It's not an exaggeration to say that the greatest day of my life was the day that Wendy's introduced its four for $4 meal, which includes my favorites — a junior bacon cheeseburger, chicken nuggets, a small order of fries, and a small drink. (The four for $4 is also my longest, most successful relationship). The only thing that complicates things between us is deciding whether I need to eat it immediately, finishing it at the last stoplight between Wendy's and my house, or whether I should wait to savor it while sitting (let's be honest, standing over the sink) in my own kitchen.
My impulse is always to empty all of it into my open mouth as quickly as possible, but trying to do that and drive means I have to pass up the ketchup and nugget sauce, because 1) only monsters squeeze ketchup directly onto their fries and 2) SAFETY FIRST. The center console in my car has zero acceptable places to balance condiments — and that's why I have high hopes for the DipClip.
Preorder: Saucemoto DipCip, $7 at Milkmen Design
The DipClip seems to be designed for people like me who can name all of the Wendy's employees at any given time of day. It's a plastic dip-and-ketchup dish (its creators call it a ramekin, but settle down, Lord Grantham — it's a ketchup dish) that attaches to the air vents in your car. You can squeeze your ketchup into the attached rame-dish or use it to hold other condiments of your choice; either way, it allows you to safely dip and drive. (Our lawyers would like us to tell you that we do not recommend you dip and drive! Pull over, please.)

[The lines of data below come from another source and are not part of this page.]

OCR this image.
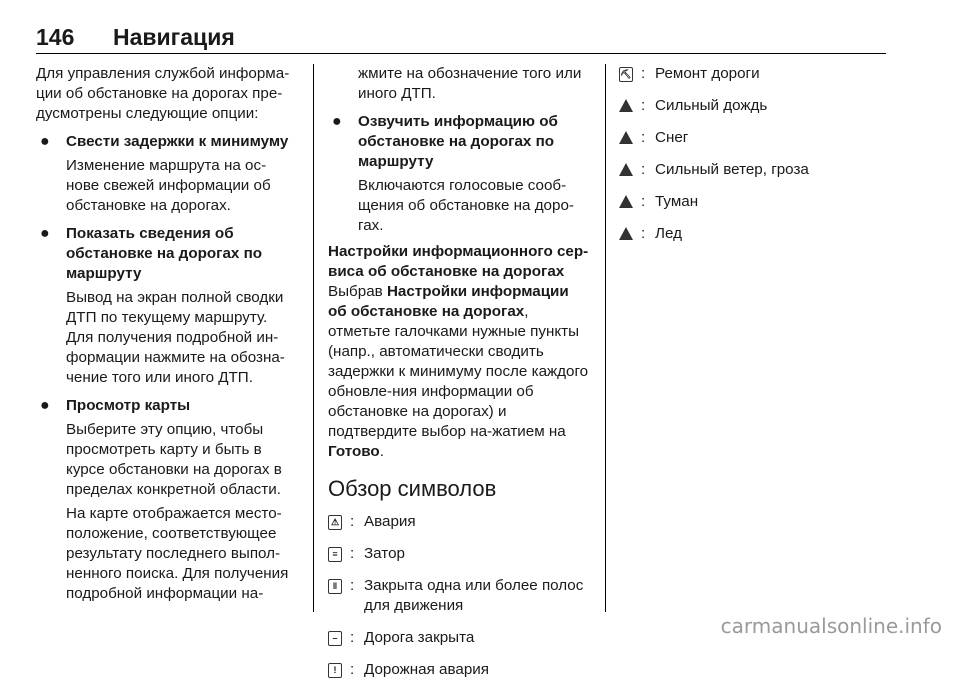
146 Навигация

Для управления службой информа-ции об обстановке на дорогах пре-дусмотрены следующие опции:

● Свести задержки к минимуму

Изменение маршрута на ос-нове свежей информации об обстановке на дорогах.

● Показать сведения об обстановке на дорогах по маршруту

Вывод на экран полной сводки ДТП по текущему маршруту. Для получения подробной ин-формации нажмите на обозна-чение того или иного ДТП.

● Просмотр карты

Выберите эту опцию, чтобы просмотреть карту и быть в курсе обстановки на дорогах в пределах конкретной области.

На карте отображается место-положение, соответствующее результату последнего выпол-ненного поиска. Для получения подробной информации на-

жмите на обозначение того или иного ДТП.

● Озвучить информацию об обстановке на дорогах по маршруту

Включаются голосовые сооб-щения об обстановке на доро-гах.

Настройки информационного сер-виса об обстановке на дорогах

Выбрав Настройки информации об обстановке на дорогах, отметьте галочками нужные пункты (напр., автоматически сводить задержки к минимуму после каждого обновле-ния информации об обстановке на дорогах) и подтвердите выбор на-жатием на Готово.

Обзор символов

⚠ : Авария
≡ : Затор
‖ : Закрыта одна или более полос для движения
– : Дорога закрыта
! : Дорожная авария
⛏ : Ремонт дороги
: Сильный дождь
: Снег
: Сильный ветер, гроза
: Туман
: Лед
carmanualsonline.info
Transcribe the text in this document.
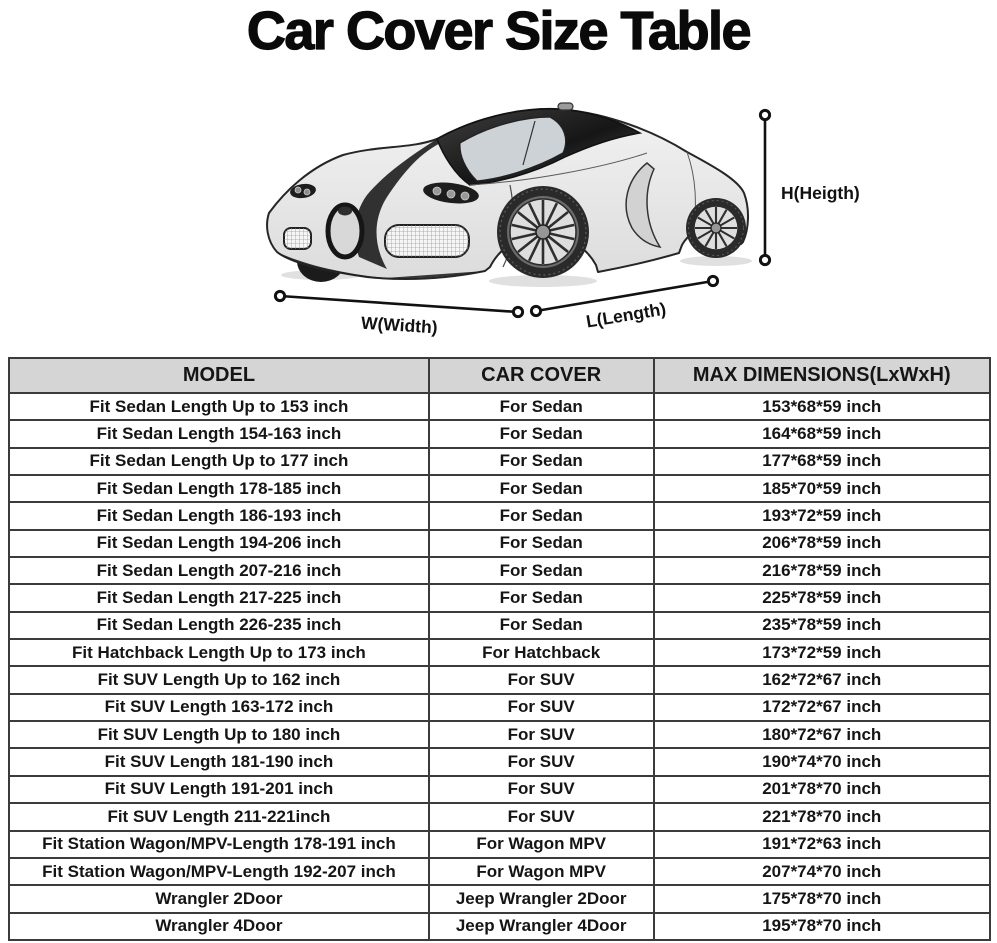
Car Cover Size Table
H(Heigth)
W(Width)	L(Length)
MODEL	CAR COVER	MAX DIMENSIONS(LxWxH)
Fit Sedan Length Up to 153 inch	For Sedan	153*68*59 inch
Fit Sedan Length 154-163 inch	For Sedan	164*68*59 inch
Fit Sedan Length Up to 177 inch	For Sedan	177*68*59 inch
Fit Sedan Length 178-185 inch	For Sedan	185*70*59 inch
Fit Sedan Length 186-193 inch	For Sedan	193*72*59 inch
Fit Sedan Length 194-206 inch	For Sedan	206*78*59 inch
Fit Sedan Length 207-216 inch	For Sedan	216*78*59 inch
Fit Sedan Length 217-225 inch	For Sedan	225*78*59 inch
Fit Sedan Length 226-235 inch	For Sedan	235*78*59 inch
Fit Hatchback Length Up to 173 inch	For Hatchback	173*72*59 inch
Fit SUV Length Up to 162 inch	For SUV	162*72*67 inch
Fit SUV Length 163-172 inch	For SUV	172*72*67 inch
Fit SUV Length Up to 180 inch	For SUV	180*72*67 inch
Fit SUV Length 181-190 inch	For SUV	190*74*70 inch
Fit SUV Length 191-201 inch	For SUV	201*78*70 inch
Fit SUV Length 211-221inch	For SUV	221*78*70 inch
Fit Station Wagon/MPV-Length 178-191 inch	For Wagon MPV	191*72*63 inch
Fit Station Wagon/MPV-Length 192-207 inch	For Wagon MPV	207*74*70 inch
Wrangler 2Door	Jeep Wrangler 2Door	175*78*70 inch
Wrangler 4Door	Jeep Wrangler 4Door	195*78*70 inch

"It all started about 10 years ago during a road trip to Michigan. When a nugget-and-french-fry craving hit us, we pulled into the nearest drive-thru and placed our orders. And then the struggle began," the inventors wrote on Kickstarter. "Trying to balance sauce packets on our knees while we dunked our nuggets and fries, the inevitable happened: a freshly opened package of BBQ sauce tumbled uncontrollably onto the seat. Annoyed and aggravated, we said to ourselves, 'There has to be a better way.'"
DipClip has blown past its modest $10,000 goal on Kickstarter (raising $63,308 in 50 days) and it is estimated to ship to its backers in the spring. The initial DipClip release seems to be sold out — because of course it is — but you can pre-order one and you can bet I'll be trying to get my ketchup-covered fingers on one of these this year. Until then, DipClip. Until then.